It is little wonder, then, this is where nearly all NZ oats are grown then milled in nearby Dunedin. The logo is even a bagpiper in a kilt.
I had the great pleasure to be a guest speaker at the recent field day there, where we saw about 40 new breeding lines on a farm just north of Gore. The plant breeder, Adrian Russell, showed us these new lines alongside the most popular variety he has bred called L5 – Southern Gold. He also included a variety called Canyon that is very popular in Fife for Quaker Oats, Cupar.
A recent fall of very heavy rain saw every plot of Canyon go flat as it is has weak straw. No New Zealander would ever be daft enough to grow such a variety. Yet, in the UK, the cereals committee of AHDB still rate Canyon as stiff strawed (someone within AHDB has totally lost the plot!)

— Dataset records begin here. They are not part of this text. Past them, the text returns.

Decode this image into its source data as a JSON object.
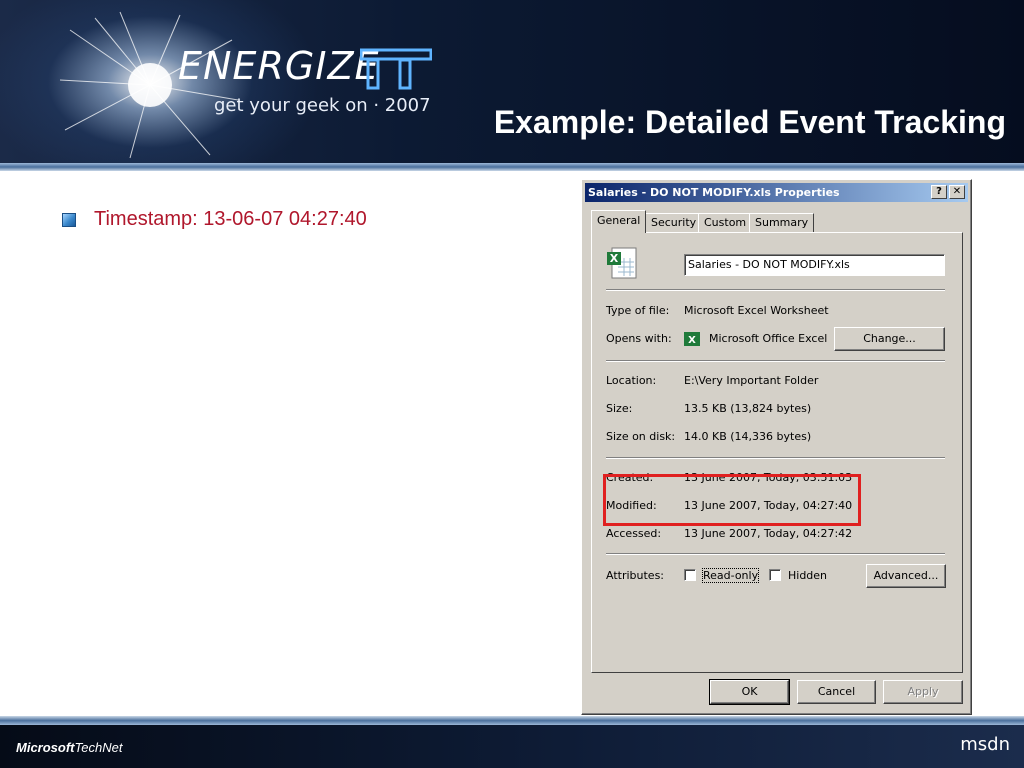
{
  "header": {
    "logo_word": "ENERGIZE",
    "logo_suffix": "IT",
    "tagline": "get your geek on · 2007",
    "slide_title": "Example: Detailed Event Tracking"
  },
  "bullets": [
    {
      "text": "Timestamp: 13-06-07 04:27:40"
    }
  ],
  "dialog": {
    "title": "Salaries - DO NOT MODIFY.xls Properties",
    "help_label": "?",
    "close_label": "✕",
    "tabs": [
      "General",
      "Security",
      "Custom",
      "Summary"
    ],
    "active_tab": "General",
    "filename": "Salaries - DO NOT MODIFY.xls",
    "rows": {
      "type_label": "Type of file:",
      "type_value": "Microsoft Excel Worksheet",
      "opens_label": "Opens with:",
      "opens_value": "Microsoft Office Excel",
      "change_button": "Change...",
      "location_label": "Location:",
      "location_value": "E:\\Very Important Folder",
      "size_label": "Size:",
      "size_value": "13.5 KB (13,824 bytes)",
      "disk_label": "Size on disk:",
      "disk_value": "14.0 KB (14,336 bytes)",
      "created_label": "Created:",
      "created_value": "13 June 2007, Today, 03:51:03",
      "modified_label": "Modified:",
      "modified_value": "13 June 2007, Today, 04:27:40",
      "accessed_label": "Accessed:",
      "accessed_value": "13 June 2007, Today, 04:27:42"
    },
    "attributes": {
      "label": "Attributes:",
      "readonly_label": "Read-only",
      "readonly_checked": false,
      "hidden_label": "Hidden",
      "hidden_checked": false,
      "advanced_button": "Advanced..."
    },
    "buttons": {
      "ok": "OK",
      "cancel": "Cancel",
      "apply": "Apply"
    }
  },
  "annotation": {
    "highlight_color": "#e02020"
  },
  "footer": {
    "left_logo_bold": "Microsoft",
    "left_logo_rest": "TechNet",
    "right_logo": "msdn"
  }
}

The Foundation of Arable Research (FAR) helped organise the field day and provided a most interesting presentation on why glyphosate is, in effect, banned for use pre-harvest to speed up crop ripening. We learnt that even one litre per ha of glyphosate (sometimes known as Roundup) puts the harvested oats way over the minimum residue level of 0.1 mg/kg.
What I am picking up all over NZ, from cattle to oats, is that standards for food safety must be the highest in the world, as NZ exports 95% of farm production. Some countries refuse to import NZ beef if at any time the animal was treated with an antibiotic and for arable men, the fear is that under the current system, it may lead to glyphosate being present in food or drink.
Some countries refuse to import oat products if there is even the slightest trace of glyphosate. Some Asian counties have zero tolerance for glyphosate in food and this is an important market for NZ.
The final speaker was Chris Willkie, from Otis Oat Milk. Made in NZ from NZ-grown oats and guaranteed 100% glyphosate-free, these are first milled in Dunedin by Harroways who will only buy from this harvest onwards, glyphosate-free oats.
The growers I met feel that with their grain dryers and Macdon headers on the combines, they will be all right. The oat miller is paying £225 per tonne ex farm for harvest 2020 (NZ$450).
In the UK, oat milk – as in NZ – is proving a very popular alternative to soya, almond or coconut milk, especially at coffee outlets.
So, in my opinion, there must be huge opportunities for Scottish farmers to grow oats for an oat milk made in Scotland from Scottish oats. Watch this space!